> > How about: Iterable<SolrDocument> Maybe... but that might not be the easiest for request handlers to use... they would then need to spin up a different thread and use a pull model (provide a new doc on demand) rather than push (call addDocument()).
With Iterable, you don't need to start a thread to implement a 'streaming' parser. You can use an anonymous inner class that waits until next() is called before reading the next row/line/document, etc. In affect this lets the RequestHandler set up all the common configurations and then lets the UpdateHandler ask for a document one at a time. What I like about this is that the code that loops through each row of my SQL updater does not need to know *anything* about the UpdateHandler. I would rather not call updater.addDoc( cmd ) within the while( rs.next() ) loop. This makes it much cleaner and easier to test. If writing a 'streaming' Iterable is more trouble then someone wants to go through, they can easily return a Collection<SolrDocument> or an array with single element.
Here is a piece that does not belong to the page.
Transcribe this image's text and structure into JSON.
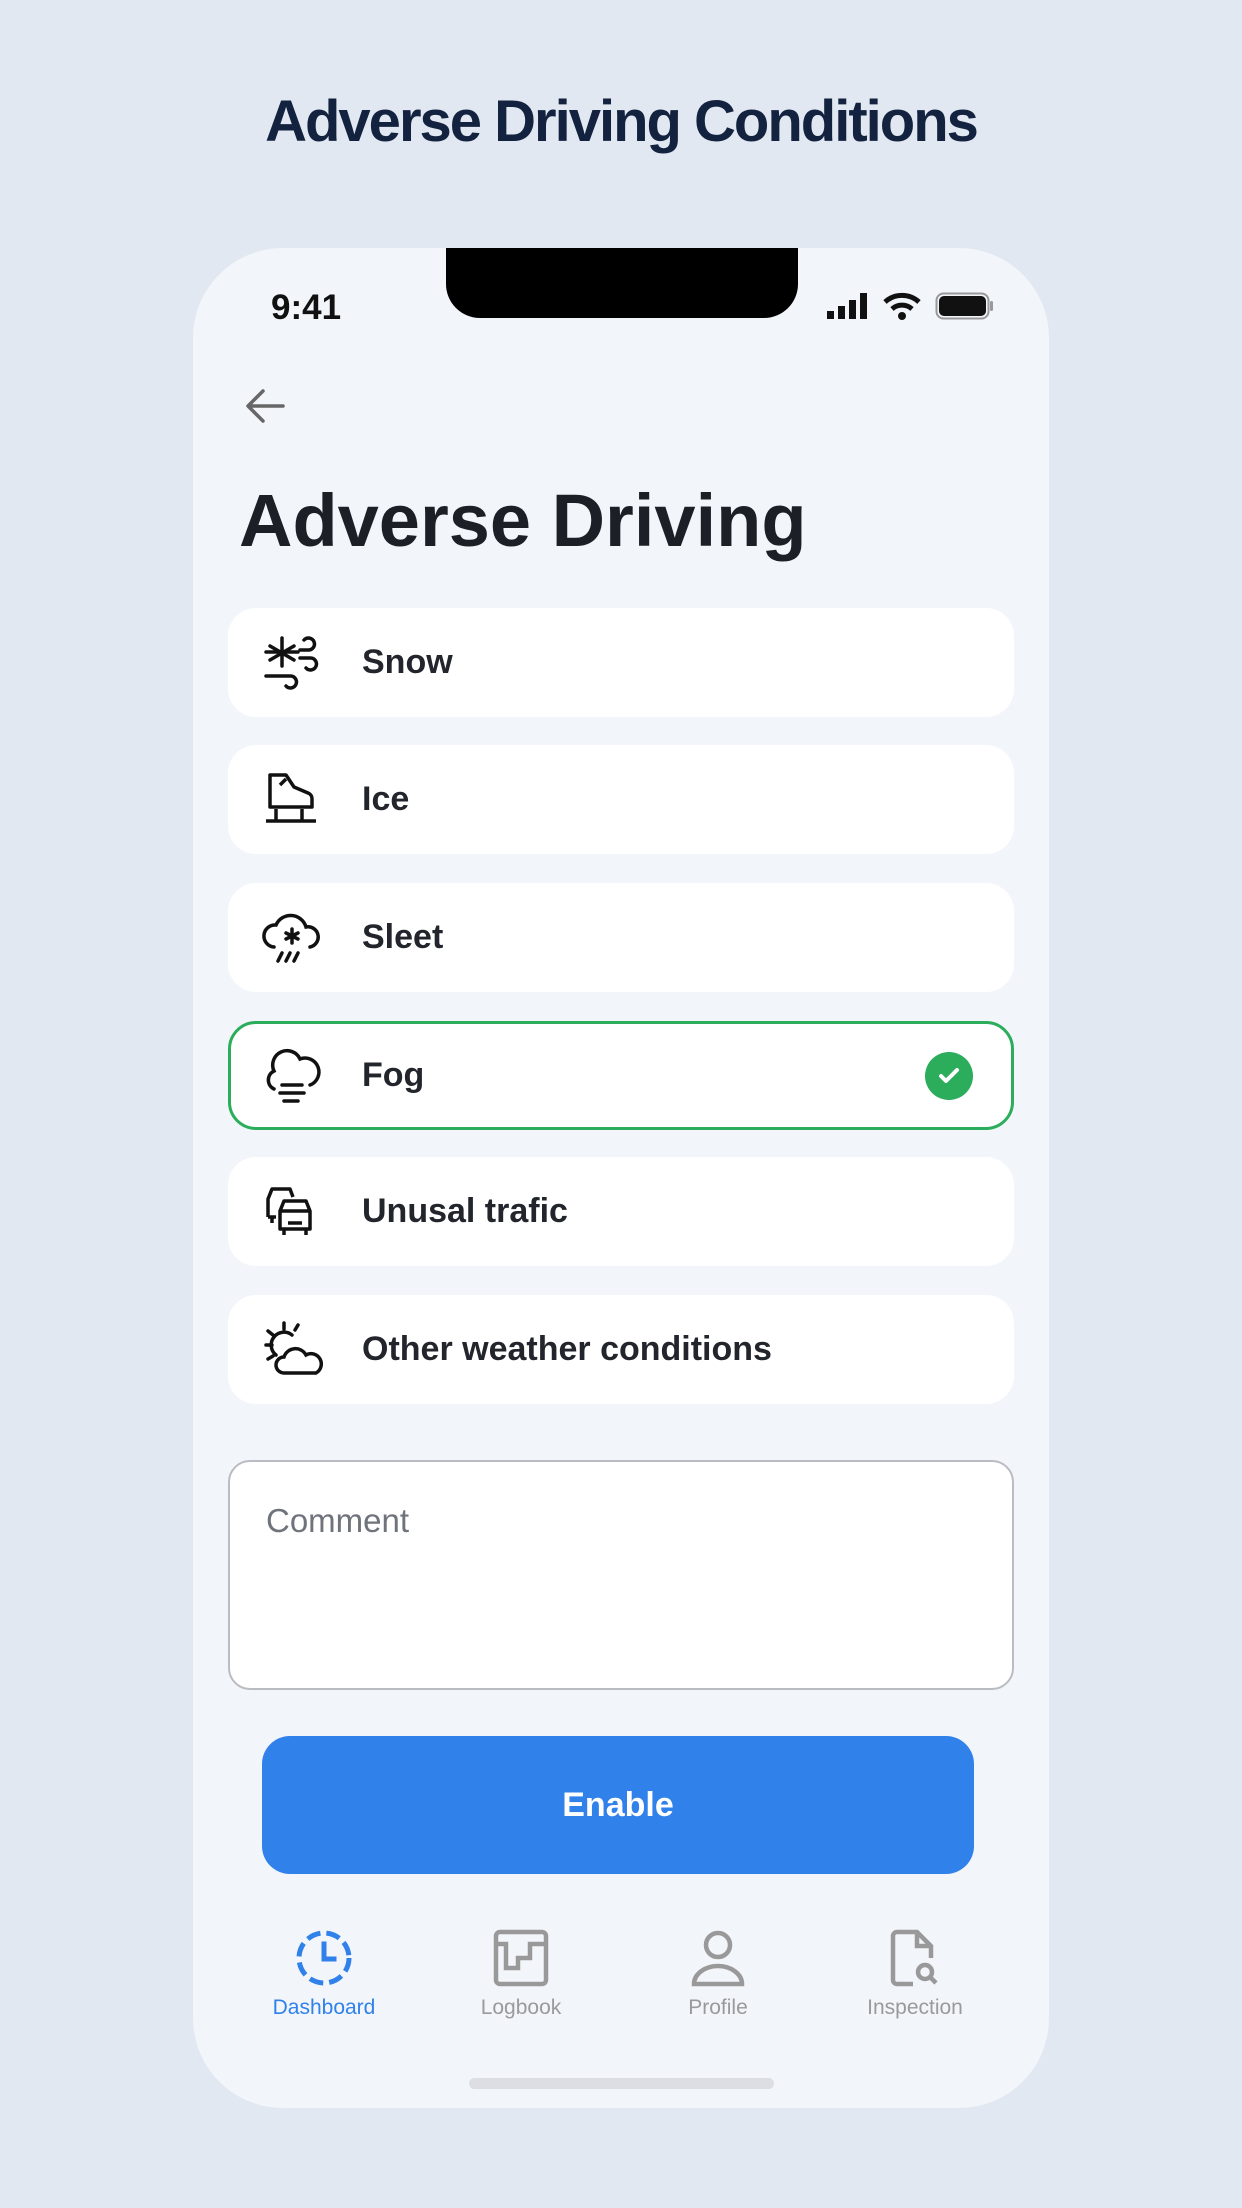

When I'm coding, the design tends to morph a lot.
mine too!
I think we need to figure out what type of update semantics we want w.r.t. adding multiple documents, and all the other misc autocommit params.
Right now, what i am working with is an 'update' command that you can pass along modes for each field. If no modes are specified (or they are all OVERWRITE) it behaves exactly as we have now (SQL REPLACE). If any field uses something other then OVERWRITE, it behaves like an SQL INSERT ... ON DUPLICATE KEY UPDATE.